Today was my second day at the Brisbane Writers Festival, and my third year working here as part of the team. I’d first attended four years ago, courtesy of a pair of tickets I’d won off Twitter from the ABC. I’ve always loved the atmosphere, the fact that I got to talk to other people who loved the same things I love. It’s a great way to talk to others in the literary industry, whether they be established or just starting out. And it’s a fantastic place to learn new things – new things on topics we already know about, and new things in general. It is a place of engagement, a place where stories of all different kinds are told.
I missed Jon Ronson’s opening address last year, probably because I was running around like a headless chook trying to get things ready for the next day, so I was going to make this year’s address, come hell or high water. And honestly, I come away bitterly disappointed.
Lionel Shriver has written many, many novels, the most famous of which is We Need to Talk About Kevin. Her latest novel, The Mandibles, paints a picture of a dystopian America, and was a book I’d been eying off just this morning.
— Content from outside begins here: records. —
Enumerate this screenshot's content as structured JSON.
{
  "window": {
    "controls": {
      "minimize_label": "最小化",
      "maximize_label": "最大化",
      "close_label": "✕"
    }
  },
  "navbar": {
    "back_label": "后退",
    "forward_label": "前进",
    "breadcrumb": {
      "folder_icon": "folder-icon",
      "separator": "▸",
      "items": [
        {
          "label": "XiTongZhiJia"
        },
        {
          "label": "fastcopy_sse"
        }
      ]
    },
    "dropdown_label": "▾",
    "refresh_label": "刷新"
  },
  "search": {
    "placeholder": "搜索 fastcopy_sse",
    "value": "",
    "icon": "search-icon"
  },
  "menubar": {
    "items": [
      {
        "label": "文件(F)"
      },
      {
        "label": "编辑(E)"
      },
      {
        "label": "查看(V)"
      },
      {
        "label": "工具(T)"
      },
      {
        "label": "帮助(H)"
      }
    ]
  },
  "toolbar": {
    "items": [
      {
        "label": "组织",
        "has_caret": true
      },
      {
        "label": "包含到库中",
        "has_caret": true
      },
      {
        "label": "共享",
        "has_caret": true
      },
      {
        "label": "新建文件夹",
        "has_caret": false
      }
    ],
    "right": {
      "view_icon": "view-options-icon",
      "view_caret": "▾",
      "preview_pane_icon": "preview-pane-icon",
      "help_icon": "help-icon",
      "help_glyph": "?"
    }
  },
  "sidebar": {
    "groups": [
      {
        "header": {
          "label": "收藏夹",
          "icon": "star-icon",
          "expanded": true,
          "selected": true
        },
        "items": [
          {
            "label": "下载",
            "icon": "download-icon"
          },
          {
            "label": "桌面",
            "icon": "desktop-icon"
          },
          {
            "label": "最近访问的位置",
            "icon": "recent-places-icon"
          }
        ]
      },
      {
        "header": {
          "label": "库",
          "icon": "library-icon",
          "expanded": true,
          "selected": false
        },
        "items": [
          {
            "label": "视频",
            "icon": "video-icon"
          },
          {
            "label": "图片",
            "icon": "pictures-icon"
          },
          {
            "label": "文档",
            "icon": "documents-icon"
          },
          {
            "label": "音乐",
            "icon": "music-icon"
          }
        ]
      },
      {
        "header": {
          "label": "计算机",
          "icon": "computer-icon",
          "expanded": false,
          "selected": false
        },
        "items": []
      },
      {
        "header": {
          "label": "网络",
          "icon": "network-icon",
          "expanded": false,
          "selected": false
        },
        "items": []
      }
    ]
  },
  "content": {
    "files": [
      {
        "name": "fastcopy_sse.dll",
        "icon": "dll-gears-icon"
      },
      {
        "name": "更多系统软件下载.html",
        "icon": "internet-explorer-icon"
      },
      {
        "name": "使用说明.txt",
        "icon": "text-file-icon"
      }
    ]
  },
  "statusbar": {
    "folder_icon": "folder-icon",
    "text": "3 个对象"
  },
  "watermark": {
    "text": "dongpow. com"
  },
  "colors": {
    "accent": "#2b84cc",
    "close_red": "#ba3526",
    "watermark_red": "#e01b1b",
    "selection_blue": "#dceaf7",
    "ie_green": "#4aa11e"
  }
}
Shriver kicked off with a story about a bunch of college students being accused of cultural appropriation, all because they wore sombreros at a tequila party. I nodded along internally. It did sound a bit ridiculous, after all. She then continued with what can only be described as a blistering critique of political correctness and cultural appropriation. As the minutes ticked by, I felt myself feeling more and more uncomfortable with the things Shriver was saying.
She took aim at those criticising a white, British writer for penning a novel from the perspective of a young Nigerian girl. She poked fun at those who ask that others not speak or write on their behalf. She defended the right for writers to offend. She blatantly rejected the notion of identity. And she did so under the guise of expressing dangerous ideas.
I can see where she was coming from. I really can. I can also see where she could have gone – but didn’t. People walked out of the address (and I don’t blame them). One of these people was Yassmin Abdel-Magied, who just that morning had talked to a bunch of high schoolers about her experiences as a young, black, Muslim woman. I don’t know if Maxine Beneba Clarke was there, but I imagine she’d have some choice words too.
Identity is important, and yes, making sure that we don’t pigeon hole ourselves into one thing, or into what others want us to be is also important. But it’s easy to say that ‘Asian isn’t an identity’ when you haven’t experienced what it’s like to have to confront racism (both casual and overt) in your everyday life. I’m not saying that you should go out and seek such experiences, because it’s pretty awful and no one should be subject to racism – I’m just saying that there’s a big difference between empathising with an experience and undergoing it yourself. You cannot trick or convince yourself into having no identity if other people continue to see you as *that* particular identity.
Shriver covered her musings with humour (which was admittedly only humorous to those who agreed with her), and under the guise of their being dangerous ideas. But as far as I’m concerned, it is unfair and enabling to call harmful ideas ‘dangerous’. As I wrote on Twitter, it’s similar to Andrew Bolt’s presence at the Festival of Dangerous Ideas that recently took place in Sydney. The ideas that he espouses, those of racism and bigotry, are becoming alarmingly prevalent in both Australian and global society, and they are truly dangerous. Dangerous in the sense that it may incite violence against others, or heavens forbid, violence against oneself. Dangerous is too often used (incorrectly) as a synonym for ‘subversive’, or ‘a challenging of the dominant discourse’ – things that we so desperately need.
As a semi-aspiring writer myself, and one who has sunk a significant amount of time and brain power to discussing subversive women and Othered characters in non-Western societies, Shriver’s address was alarming, to say the least. The publishing industry is chock full of white men, and advocating for their ‘right’ to write from the perspective of someone in a marginalised position takes opportunities away from those with authentic experiences to share. In other words, the subaltern continue to be silenced, and still cannot speak.
Shriver, of course, talked about LGBTIQ representation, and that of the disabled community. I know there are deep issues there with what she said when considered in the context of those groups, but I don’t belong to any of them. I’m not going to speak on their behalf, but I would love to hear from someone who does and was also at the address themselves.
I am not afraid of my heritage, or of my background. I love being ‘Asian’. I love the richness of Chinese culture, the nuances inherent in the Malaysian-Chinese community. I love being an Australian. Nothing can change that, though many have tried. I know there are consequences to all of these, even though they really shouldn’t exist. I also know that I am extremely fortunate to feel this way, and that we all have a long way to go before everyone can feel that way too.
We definitely need to have more conversations around the way we approach culture, identity, and all the bits and pieces in between. Responsibility does not just lie with the writer, because literature is, at its very heart, a collaborative effort. The reader is complicit in the creation of the story, bringing their own prejudices and ways of seeing the world. It may be tiring to keep thinking this way, but that’s the way it should be. It is truly dangerous for us to become complacent, and I shudder to think where we might be if we all subscribed to Shriver’s ‘dangerous’ way of thinking.